This folder contains correspondence and other documents concerning Edison's life story, his response to erroneous newspaper reports about him, his opinions regarding a variety of subjects, and numerous other matters. Among the items for 1918 is a letter to Edwin A. Elsbach of the California Society for the Prevention of Blindness in which Edison recalls his unsuccessful experiments in 1878 to develop an ink for the blind and expresses his willingness to "start some more experiments" once the war is over. Also included is correspondence with William J. Boyd about Edison's plan to trade U.S. coal for Cuban sugar; with Edward N. Hurley, chairman of U.S. Shipping Board, concerning suspicious cargo boats at Key West; and with Alfred F. Wagner of Thomas A. Edison, Ltd., in London in regard to an old contract with the Gas Light & Coke Co.
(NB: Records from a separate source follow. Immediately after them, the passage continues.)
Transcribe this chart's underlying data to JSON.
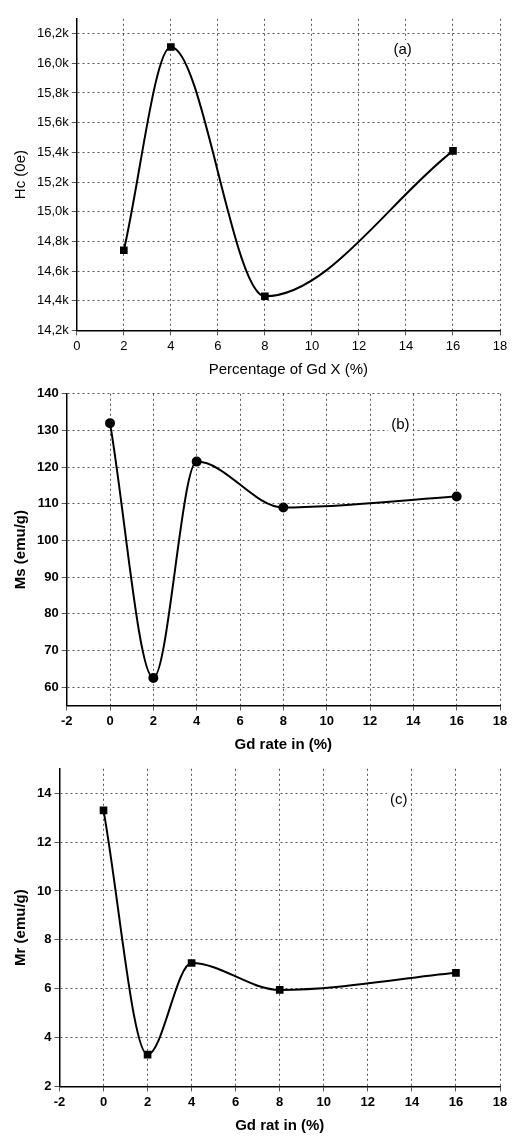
{
  "chart_data": [
    {
      "type": "line",
      "xlabel": "Percentage of Gd X (%)",
      "ylabel": "Hc (0e)",
      "annotations": [
        "(a)"
      ],
      "x": [
        2,
        4,
        8,
        16
      ],
      "values": [
        14740,
        16110,
        14430,
        15410
      ],
      "color": "#000000",
      "marker": "square",
      "grid": true,
      "xlim": [
        0,
        18
      ],
      "xticks": [
        0,
        2,
        4,
        6,
        8,
        10,
        12,
        14,
        16,
        18
      ],
      "ylim": [
        14200,
        16300
      ],
      "yticks": [
        {
          "value": 14200,
          "label": "14,2k"
        },
        {
          "value": 14400,
          "label": "14,4k"
        },
        {
          "value": 14600,
          "label": "14,6k"
        },
        {
          "value": 14800,
          "label": "14,8k"
        },
        {
          "value": 15000,
          "label": "15,0k"
        },
        {
          "value": 15200,
          "label": "15,2k"
        },
        {
          "value": 15400,
          "label": "15,4k"
        },
        {
          "value": 15600,
          "label": "15,6k"
        },
        {
          "value": 15800,
          "label": "15,8k"
        },
        {
          "value": 16000,
          "label": "16,0k"
        },
        {
          "value": 16200,
          "label": "16,2k"
        }
      ]
    },
    {
      "type": "line",
      "xlabel": "Gd rate in (%)",
      "ylabel": "Ms (emu/g)",
      "annotations": [
        "(b)"
      ],
      "x": [
        0,
        2,
        4,
        8,
        16
      ],
      "values": [
        132,
        62.5,
        121.5,
        109,
        112
      ],
      "color": "#000000",
      "marker": "circle",
      "grid": true,
      "xlim": [
        -2,
        18
      ],
      "xticks": [
        -2,
        0,
        2,
        4,
        6,
        8,
        10,
        12,
        14,
        16,
        18
      ],
      "ylim": [
        55,
        140
      ],
      "yticks": [
        60,
        70,
        80,
        90,
        100,
        110,
        120,
        130,
        140
      ]
    },
    {
      "type": "line",
      "xlabel": "Gd rat in (%)",
      "ylabel": "Mr (emu/g)",
      "annotations": [
        "(c)"
      ],
      "x": [
        0,
        2,
        4,
        8,
        16
      ],
      "values": [
        13.3,
        3.3,
        7.05,
        5.95,
        6.65
      ],
      "color": "#000000",
      "marker": "square",
      "grid": true,
      "xlim": [
        -2,
        18
      ],
      "xticks": [
        -2,
        0,
        2,
        4,
        6,
        8,
        10,
        12,
        14,
        16,
        18
      ],
      "ylim": [
        2,
        15
      ],
      "yticks": [
        2,
        4,
        6,
        8,
        10,
        12,
        14
      ]
    }
  ]
}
In addition, there are letters pertaining to the use of bacteria for stump removal in logged areas of the Pacific Northwest, a message in support of the International Typographical Union, and correspondence with the New York Police Department in which Edison expresses his desire to go through their Rogues Gallery "to get a line on crooks so that I won't get 'stung' so much." In response to an inquiry as to whether his wife ever became impatient with him for allowing others to take credit for his ideas, Edison responds that "my wife don't scold because so many people act unjustly that it would tire her out." A note from Captain (later Vice Admiral) John H. Dayton, commander of the USS Arizona, regrets his inability to attend a New Year's reception hosted by Edison.
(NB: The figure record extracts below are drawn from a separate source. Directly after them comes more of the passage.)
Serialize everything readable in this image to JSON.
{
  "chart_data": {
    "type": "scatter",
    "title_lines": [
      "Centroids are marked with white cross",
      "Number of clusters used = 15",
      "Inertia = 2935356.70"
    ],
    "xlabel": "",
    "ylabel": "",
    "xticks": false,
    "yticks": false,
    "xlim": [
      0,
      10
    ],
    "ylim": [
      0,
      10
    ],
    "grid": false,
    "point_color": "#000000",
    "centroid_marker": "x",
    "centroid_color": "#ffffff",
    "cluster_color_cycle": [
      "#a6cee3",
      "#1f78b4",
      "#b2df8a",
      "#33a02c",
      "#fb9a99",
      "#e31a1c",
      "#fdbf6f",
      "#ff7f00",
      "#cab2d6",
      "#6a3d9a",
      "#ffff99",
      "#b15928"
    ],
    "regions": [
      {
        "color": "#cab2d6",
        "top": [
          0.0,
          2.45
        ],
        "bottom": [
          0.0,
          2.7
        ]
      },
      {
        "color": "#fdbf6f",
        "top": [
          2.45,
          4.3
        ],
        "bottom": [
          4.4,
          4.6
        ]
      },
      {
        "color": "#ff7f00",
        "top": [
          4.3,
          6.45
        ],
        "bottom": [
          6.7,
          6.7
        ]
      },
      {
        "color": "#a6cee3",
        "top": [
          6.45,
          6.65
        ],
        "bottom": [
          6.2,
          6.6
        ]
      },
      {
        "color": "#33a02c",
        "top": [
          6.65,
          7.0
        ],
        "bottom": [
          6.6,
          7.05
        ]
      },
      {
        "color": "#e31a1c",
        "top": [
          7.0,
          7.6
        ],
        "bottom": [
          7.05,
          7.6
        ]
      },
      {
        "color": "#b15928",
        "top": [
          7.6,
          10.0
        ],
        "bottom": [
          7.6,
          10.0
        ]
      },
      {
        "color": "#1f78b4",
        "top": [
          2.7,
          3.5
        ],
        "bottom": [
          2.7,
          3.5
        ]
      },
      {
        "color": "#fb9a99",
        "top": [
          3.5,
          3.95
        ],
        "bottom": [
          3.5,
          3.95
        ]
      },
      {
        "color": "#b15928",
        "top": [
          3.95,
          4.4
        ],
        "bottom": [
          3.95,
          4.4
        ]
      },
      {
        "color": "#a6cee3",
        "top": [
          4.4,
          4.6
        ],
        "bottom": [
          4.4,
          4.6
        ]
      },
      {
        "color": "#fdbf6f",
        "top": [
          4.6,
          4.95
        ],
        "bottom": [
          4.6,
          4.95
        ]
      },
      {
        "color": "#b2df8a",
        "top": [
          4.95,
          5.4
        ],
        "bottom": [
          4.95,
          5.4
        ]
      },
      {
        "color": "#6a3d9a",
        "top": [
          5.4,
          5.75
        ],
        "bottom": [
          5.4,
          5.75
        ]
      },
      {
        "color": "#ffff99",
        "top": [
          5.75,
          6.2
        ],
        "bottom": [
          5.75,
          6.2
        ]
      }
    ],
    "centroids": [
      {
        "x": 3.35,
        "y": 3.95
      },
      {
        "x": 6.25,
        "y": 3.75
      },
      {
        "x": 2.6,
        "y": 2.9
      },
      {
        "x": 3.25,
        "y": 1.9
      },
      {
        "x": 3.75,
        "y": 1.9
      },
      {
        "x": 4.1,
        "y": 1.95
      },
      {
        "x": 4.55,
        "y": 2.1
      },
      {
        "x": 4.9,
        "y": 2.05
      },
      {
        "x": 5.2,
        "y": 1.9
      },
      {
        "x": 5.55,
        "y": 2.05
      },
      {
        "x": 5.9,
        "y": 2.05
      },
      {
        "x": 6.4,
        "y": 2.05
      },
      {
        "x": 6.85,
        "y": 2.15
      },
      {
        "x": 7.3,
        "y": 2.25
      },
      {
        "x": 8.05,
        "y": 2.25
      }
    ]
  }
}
Approximately 15 percent of the documents have been selected. The unselected correspondence includes informational inquiries that received routine replies or that were referred elsewhere; declined requests for Edison's opinions, participation, or assistance in regard to war-related projects; unsolicited letters marked for no answer or for a routine response that Edison was away at sea experimenting for the government; letters of transmittal and acknowledgment; personal correspondence by Edison's assistant, William H. Meadowcroft; and printed matter sent to Edison such as tickets, invitations, and programs. Courtesy of Thomas Edison National Historical Park.